I was on my first trip to India. It was right after the "Christmas tsunami" that devastated countries around the Indian Ocean in late 2004. We had just toured the coast of Sri Lanka and the eastern coast of India. The devastation was mind-boggling, incredible, unbelievable. We visited one community that was wiped off the face of the earth.

Trying to comprehend the devastation one afternoon, I absentmindedly kicked at the sand and unearthed a human skull. Our guide in India was a man named Caleb who had started Harvest Ministries to plant Christian churches in staunchly and frequently militant Hindu communities.

In a meeting with the group of church planting pastors Caleb had assembled, one of the pastors asked me point blank - "Will ITEC train us to relieve people's suffering from the pain of rotten teeth? We heard that ITEC trained some pastors in West Africa to fix teeth for Muslims and now those pastors are well-received in many communities that once hated them and refused to have any dealings with them. We even heard that ITEC has taught people in the Amazon jungle who can't even read and write to fix their teeth. If you could teach tribal people to fix teeth, and if Muslims invite Christians who can fix teeth into their communities, then the Hindus who are threatening us might welcome us too."

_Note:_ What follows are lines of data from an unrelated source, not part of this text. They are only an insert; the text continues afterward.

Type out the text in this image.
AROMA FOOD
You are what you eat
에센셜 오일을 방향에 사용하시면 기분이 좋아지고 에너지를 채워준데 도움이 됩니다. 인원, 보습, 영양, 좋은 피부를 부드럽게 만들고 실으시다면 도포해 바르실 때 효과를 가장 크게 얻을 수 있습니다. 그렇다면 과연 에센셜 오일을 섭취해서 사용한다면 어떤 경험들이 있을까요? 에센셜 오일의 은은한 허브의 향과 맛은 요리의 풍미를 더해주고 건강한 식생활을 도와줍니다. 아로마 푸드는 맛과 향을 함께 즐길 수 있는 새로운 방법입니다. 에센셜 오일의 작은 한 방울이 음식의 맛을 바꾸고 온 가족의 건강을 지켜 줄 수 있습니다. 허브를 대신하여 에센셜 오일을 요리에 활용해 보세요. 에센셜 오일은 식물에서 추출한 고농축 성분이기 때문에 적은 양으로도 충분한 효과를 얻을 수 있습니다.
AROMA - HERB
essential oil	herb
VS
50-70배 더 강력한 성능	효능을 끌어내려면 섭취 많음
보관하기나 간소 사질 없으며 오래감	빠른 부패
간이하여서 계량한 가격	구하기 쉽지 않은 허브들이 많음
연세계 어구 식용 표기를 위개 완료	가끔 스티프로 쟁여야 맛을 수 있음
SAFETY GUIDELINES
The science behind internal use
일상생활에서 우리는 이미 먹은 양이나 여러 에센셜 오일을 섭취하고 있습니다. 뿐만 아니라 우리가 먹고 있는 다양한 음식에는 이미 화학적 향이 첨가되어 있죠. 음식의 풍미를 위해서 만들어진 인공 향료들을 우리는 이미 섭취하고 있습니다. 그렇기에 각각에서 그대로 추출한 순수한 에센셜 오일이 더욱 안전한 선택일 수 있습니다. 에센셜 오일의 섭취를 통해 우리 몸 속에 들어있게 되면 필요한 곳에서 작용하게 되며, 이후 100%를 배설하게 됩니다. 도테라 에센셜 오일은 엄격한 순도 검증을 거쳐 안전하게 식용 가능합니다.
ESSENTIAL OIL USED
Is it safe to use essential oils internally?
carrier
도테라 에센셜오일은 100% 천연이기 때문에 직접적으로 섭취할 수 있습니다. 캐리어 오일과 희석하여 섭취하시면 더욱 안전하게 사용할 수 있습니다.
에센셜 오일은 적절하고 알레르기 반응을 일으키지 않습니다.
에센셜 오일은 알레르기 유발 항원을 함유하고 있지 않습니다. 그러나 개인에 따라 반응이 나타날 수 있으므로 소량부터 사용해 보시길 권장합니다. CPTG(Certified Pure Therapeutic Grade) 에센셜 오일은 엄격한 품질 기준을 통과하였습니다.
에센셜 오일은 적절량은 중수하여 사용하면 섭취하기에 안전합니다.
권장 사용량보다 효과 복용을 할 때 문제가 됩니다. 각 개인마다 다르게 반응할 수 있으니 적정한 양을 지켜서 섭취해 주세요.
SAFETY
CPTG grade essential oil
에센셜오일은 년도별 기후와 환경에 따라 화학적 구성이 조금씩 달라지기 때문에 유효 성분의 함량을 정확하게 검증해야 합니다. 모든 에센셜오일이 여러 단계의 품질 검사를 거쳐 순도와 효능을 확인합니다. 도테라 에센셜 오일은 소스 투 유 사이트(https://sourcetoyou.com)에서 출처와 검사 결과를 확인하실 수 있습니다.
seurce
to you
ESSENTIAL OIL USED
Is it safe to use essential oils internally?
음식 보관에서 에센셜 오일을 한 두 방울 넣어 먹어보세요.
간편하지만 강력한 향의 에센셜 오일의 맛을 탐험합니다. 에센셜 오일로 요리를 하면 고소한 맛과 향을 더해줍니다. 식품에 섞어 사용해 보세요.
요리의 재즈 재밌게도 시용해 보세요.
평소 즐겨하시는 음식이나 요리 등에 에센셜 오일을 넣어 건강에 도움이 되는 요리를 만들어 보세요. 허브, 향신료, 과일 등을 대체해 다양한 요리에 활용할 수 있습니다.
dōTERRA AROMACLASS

By the time I reached home in Central Florida, there was an email waiting for me from Hyderabad. One of the pastors, 22-year-old Daniel, had been attacked and killed by angry Hindus. I also heard of this attack on the news. They said the mob had poured battery acid down the victim's throat and then left his body out in the open as a warning to other Christians. The need for Caleb's pastors to have a "Door Opener" into Hindu communities was urgent.

Charlie, our lead training dentist put together a training team. The pastors in India had specifically asked me to include "Grandfather" Mincaye. Miraculously he was here in the US during that time and the Indian Embassy in Houston gave him a visa for India. Mincaye had thought the 4-hour flight from Ecuador to Miami was long. I can only imagine where he thought we were going on a 13-hour flight. Mincaye was surprised when he realized that Ginny's and my son Jaime Nate Mincaye, was with the training team.

My surprise came when Caleb told me that our first clinic was going to be held in the same general area where Pastor Daniel had been killed just several months earlier. My surprise turned to incredulity when the community held a ribbon-cutting ceremony to welcome the same Christian pastors that they had so recently been persecuting and threatening.

There was another surprise in store for us that day. Two of the pastors attempted to extract a woman's abscessed tooth. They asked our training dentist for help. I think he thought this would be a great opportunity to get Mincaye in on the training. Our trainer told me to ask Mincaye what Mincaye would do to extract the woman's tooth. As soon as I put gloves on his hands Mincaye went to work. The outcome of this story really puts a heart into ITEC's Dental Training program. Rather than tell the rest of the story, I prefer that you see it as it happened. It is recorded in the short video we titled, "Those Same Hands."

Charlie, our lead training dentist, after going back to train Caleb's pastor group several more times, called me and said, "I'm not going to do any more training in Hyderabad." For an instant, I thought maybe something had gone wrong. Happily, he wasn't going back because it had gone "right". Charlie explained that several of the pastors had become so proficient that they could actually train new I-Dent students better than he could. This is the way mission discipleship is supposed to work!